Reason: Magnification has a specific meaning in photography. It means the size (eg in mm) of the subject projected onto the image sensor plane (or film plane) compared to the actual size of the subject itself (eg in mm). The size of the sensor is irrelevant as it doesn't affect the size of the projection. 1:1 magnification (true macro) means that an object that is x mm wide will be projected at a size of the same x mm at the sensor plane. The crop factor of the camera will then determine how much of the sensor/frame is filled by that subject..

In practical terms: All that aside, using a lens of the same FL at the same distance from the subject with a more cropped camera will result in the subject filling more of the captured frame. It's common to state what FL lens would be needed on a FF camera to provide the same framing from the same shooting distance as the lens in question on the cropped body. The issue of magnification is only one of terminology..

Myth: f-stop is the same as aperture..

Reason: The aperture is the size (diameter) of the iris/opening between the aperture blades that lets light through the lens. f-stop or f/ratio is a ratio between the focal length of the lens and the size of the aperture..

In practical terms: f-stop is easy to set and know, whereas aperture has to be calculated, so aperture isn't generally used. However, image sensor pixel density aside, depth of field is largely determined by focus distance and aperture (not f-stop). Larger focus distance mens larger DOF. Larger aperture means smaller DOF. For a given FL, increasing the f-stop reduces the aperture size and increases DOF. Likewise, for a given f-stop, increasing FL increases the size of the aperture and decreases DOF.



Myth: When shooting from the same position, changing the lens FL or changing the camera crop factor change the image perspective..

Reason: Perspective is the relationship between the elements of the image, not how the image is framed. When shooting from the same spot, the elements of the image are exactly the same with respect to each other as each path from the lens to any part of the scene can't change..

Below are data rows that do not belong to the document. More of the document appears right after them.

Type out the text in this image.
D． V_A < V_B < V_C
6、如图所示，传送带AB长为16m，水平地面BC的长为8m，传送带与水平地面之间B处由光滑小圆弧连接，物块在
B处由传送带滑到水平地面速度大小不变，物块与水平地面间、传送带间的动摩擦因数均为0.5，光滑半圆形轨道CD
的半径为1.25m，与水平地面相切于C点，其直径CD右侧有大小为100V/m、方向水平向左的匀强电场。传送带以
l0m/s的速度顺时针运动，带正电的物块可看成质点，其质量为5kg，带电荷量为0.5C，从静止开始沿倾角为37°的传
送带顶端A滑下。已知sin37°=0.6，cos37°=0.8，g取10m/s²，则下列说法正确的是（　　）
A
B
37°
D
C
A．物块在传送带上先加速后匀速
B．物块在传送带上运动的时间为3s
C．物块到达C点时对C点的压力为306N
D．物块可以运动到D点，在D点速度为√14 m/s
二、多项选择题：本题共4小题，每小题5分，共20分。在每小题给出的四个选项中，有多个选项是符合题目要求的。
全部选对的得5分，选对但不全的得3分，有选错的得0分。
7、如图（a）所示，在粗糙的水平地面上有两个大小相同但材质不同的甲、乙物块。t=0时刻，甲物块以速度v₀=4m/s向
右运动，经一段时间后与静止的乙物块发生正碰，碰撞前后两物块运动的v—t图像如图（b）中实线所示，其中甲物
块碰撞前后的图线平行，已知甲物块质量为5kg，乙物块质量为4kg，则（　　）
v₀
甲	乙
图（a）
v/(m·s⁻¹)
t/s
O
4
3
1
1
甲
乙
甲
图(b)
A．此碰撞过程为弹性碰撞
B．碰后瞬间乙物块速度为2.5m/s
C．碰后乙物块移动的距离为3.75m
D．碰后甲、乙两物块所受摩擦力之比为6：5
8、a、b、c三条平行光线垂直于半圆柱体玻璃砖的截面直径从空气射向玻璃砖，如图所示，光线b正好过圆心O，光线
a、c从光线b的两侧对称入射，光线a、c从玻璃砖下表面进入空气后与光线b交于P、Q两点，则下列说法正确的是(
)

In practical terms: A longer lens from the same position won't foreshorten the perspective when compared with using a wider angle lens on a cropped body from the same position. If the f-stop isn't changed, DOF will change, with the longer lens resulting in a shallower DOF. However, the relative sizes of elements in the scene won't change, even if the framing of the scene changes from this same position because the difference in FL doesn't match the change in crop size. Paths of light from the parts of the scene to the camera can't alter when shooting from the same position and change perspective..

Myth: More cropped cameras with the same subject framing don't provide greater DOF for the same f-stop..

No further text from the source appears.